Avec "Les Apaches", en salles mercredi, le réalisateur Thierry de Peretti montre une autre vision de la Corse avec un film électrique sur la dérive d'une certaine jeunesse.
Thierry de Peretti a voulu saisir "un peu de la réalité de la Corse", loin des stéréotypes véhiculés sur l'île, racontait-il à Cannes en mai dernier où son long métrage était présenté dans le cadre de la Quinzaine des réalisateurs.
"Peu de films racontent la Corse d'aujourd'hui", estimait le cinéaste selon lequel l'île est "privée d'une représentation juste".
Le titre de western du film fait référence à la façon dont le préfet de police appelait au début du XXe siècle les mauvais garçons de Belleville à Paris.
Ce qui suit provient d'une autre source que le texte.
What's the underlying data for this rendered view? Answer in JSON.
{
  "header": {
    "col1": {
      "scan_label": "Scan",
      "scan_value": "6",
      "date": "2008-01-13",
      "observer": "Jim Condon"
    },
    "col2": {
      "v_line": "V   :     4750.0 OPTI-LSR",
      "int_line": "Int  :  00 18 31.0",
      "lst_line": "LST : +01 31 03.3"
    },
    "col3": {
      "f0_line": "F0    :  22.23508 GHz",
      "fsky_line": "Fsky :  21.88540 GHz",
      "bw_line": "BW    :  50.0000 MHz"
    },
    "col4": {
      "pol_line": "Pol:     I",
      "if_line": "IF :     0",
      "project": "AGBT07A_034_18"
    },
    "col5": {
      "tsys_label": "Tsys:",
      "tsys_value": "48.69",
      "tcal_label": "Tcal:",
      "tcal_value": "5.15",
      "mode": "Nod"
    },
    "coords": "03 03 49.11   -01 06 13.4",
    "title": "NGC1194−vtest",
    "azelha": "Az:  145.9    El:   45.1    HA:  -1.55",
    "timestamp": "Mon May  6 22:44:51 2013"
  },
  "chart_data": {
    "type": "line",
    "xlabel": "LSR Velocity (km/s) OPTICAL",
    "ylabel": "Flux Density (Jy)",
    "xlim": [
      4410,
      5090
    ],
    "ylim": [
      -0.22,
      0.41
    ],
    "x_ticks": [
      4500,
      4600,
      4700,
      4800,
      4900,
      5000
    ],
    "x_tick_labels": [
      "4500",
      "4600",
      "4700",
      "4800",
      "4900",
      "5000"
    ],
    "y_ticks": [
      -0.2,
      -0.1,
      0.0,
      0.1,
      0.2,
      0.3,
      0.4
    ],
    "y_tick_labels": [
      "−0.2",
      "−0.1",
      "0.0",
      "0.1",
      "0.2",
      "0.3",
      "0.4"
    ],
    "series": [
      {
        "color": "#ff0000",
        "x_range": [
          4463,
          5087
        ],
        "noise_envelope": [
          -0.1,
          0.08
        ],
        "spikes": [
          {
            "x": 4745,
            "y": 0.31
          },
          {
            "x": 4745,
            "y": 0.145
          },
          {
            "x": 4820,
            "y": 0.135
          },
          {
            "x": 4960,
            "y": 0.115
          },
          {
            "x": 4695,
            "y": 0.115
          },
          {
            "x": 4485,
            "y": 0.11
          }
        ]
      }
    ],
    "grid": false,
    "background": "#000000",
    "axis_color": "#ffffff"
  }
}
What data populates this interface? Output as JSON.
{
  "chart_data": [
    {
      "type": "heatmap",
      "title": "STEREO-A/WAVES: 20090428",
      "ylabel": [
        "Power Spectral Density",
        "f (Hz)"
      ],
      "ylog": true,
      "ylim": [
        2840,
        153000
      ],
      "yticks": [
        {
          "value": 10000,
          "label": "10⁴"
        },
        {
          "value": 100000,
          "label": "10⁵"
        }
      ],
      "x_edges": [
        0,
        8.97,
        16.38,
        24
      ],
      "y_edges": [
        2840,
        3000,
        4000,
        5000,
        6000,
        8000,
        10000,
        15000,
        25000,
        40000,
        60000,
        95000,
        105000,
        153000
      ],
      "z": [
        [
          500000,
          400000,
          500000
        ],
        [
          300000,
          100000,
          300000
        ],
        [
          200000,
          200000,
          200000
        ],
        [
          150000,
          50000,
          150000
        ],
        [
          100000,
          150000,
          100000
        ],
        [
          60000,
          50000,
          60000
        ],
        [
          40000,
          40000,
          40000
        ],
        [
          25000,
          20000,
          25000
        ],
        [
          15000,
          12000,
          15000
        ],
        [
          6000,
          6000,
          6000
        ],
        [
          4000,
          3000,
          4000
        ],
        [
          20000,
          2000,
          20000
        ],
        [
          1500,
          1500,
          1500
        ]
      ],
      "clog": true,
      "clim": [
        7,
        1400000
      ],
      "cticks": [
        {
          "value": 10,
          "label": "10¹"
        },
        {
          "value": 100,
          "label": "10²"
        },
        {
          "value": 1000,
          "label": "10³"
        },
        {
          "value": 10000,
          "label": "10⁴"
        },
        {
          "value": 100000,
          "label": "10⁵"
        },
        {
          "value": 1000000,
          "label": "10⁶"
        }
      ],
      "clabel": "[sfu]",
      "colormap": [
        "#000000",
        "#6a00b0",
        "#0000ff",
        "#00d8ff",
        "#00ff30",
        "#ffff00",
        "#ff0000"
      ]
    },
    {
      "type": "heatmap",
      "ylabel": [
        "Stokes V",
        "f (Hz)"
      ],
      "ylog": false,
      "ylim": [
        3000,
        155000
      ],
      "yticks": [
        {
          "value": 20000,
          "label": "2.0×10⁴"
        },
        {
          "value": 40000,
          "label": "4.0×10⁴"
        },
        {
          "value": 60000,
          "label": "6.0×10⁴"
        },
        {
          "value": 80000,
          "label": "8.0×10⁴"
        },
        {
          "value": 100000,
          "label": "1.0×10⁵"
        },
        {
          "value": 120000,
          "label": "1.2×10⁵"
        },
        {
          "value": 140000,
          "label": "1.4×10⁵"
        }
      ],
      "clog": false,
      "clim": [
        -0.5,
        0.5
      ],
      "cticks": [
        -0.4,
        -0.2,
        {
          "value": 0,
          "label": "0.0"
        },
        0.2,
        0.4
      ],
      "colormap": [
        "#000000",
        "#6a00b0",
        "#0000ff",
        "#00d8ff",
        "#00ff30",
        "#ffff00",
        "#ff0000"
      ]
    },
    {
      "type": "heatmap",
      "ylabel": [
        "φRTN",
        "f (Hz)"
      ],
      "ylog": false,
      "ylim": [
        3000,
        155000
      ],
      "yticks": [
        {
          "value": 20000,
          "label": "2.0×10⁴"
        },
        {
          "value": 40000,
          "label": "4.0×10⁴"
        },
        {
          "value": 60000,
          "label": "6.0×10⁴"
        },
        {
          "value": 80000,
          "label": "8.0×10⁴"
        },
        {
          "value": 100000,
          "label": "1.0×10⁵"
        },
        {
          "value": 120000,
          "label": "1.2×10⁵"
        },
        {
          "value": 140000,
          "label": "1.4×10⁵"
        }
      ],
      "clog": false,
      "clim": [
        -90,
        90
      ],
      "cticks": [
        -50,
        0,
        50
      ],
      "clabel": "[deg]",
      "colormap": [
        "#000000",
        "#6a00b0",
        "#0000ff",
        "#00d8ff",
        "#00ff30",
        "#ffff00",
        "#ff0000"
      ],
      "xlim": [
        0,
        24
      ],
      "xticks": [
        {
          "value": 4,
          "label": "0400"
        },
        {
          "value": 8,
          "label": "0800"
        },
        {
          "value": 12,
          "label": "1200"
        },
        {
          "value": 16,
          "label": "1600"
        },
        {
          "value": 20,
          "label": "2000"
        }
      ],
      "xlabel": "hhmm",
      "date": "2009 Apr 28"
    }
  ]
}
Les apaches ici se résument à une bande de garçons désargentés et sans avenir, tous nés en Corse dont les familles sont originaires de
l'île ou du Maroc.
Un petit groupe de jeunes s'introduit un soir dans une luxueuse villa plantée sur les hauteurs, y font la fête avant de repartir au petit matin avec quelques objets sans grande valeur. Jusque là, rien de grave.
Mais voilà, l'un d'entre eux a aussi volé deux fusils, sans le dire aux autres.
La propriétaire se plaint à un caïd local car "les gendarmes, si tu as besoin
de rien tu les appelles", lui fait dire de Peretti.
Le piège va progressivement et inéluctablement se refermer sur la petite bande qui a peur de "finir dans le maquis", autrement dit d'être assassinée.
Et le pire, engendré par la peur des représailles, ne viendra pas forcément de ceux qu'on croit.
Le rapport à la violence et au meurtre devient la question centrale d'un scénario basé sur un fait divers réel qui s'est déroulé à Porto Vecchio, dans
l'extrême sud de la Corse.
La ville et ses environs entre maquis et marécages servent d'ailleurs de décor grandeur nature à ce premier long métrage sous tension.
"Les Apaches" est donc loin de l'ambiance décrite par Sofia Coppola dans "The Bling ring", présenté à Cannes également et aussi tiré d'un fait divers.
Si Coppola parle de la jeunesse dorée, de Peretti dépeint des jeunes vivant dans des immeubles dégradés, des banlieues sans charme, loin du luxe côtier.
"On montre la Corse au cinéma comme une terre d'omerta et de violence, au mieux comme une gigantesque plage, au pire comme un ramassis
d'assassins", déplorait à Cannes Thierry de Peretti.
Or "la Corse est un endroit compliqué, meurtri et offensé", selon le réalisateur, qui évoque une violence en grande partie d'origine sociale.
Dans la petite cité balnéaire multi-ethnique, qui compte des quartiers modestes, des jeunes sans repères se sentent un peu dépossédés de leur ville en été lorsque 150.000 touristes affluent.
Le tourisme de masse a généré envie et frustration, résumait le réalisateur.
Le film à petit budget (700.000 euros) est interprété avec authenticité par six jeunes de 16 ans à 23 ans dont Aziz El Haddachi qui "vit dans le quartier de la vraie victime", rappelait encore le cinéaste.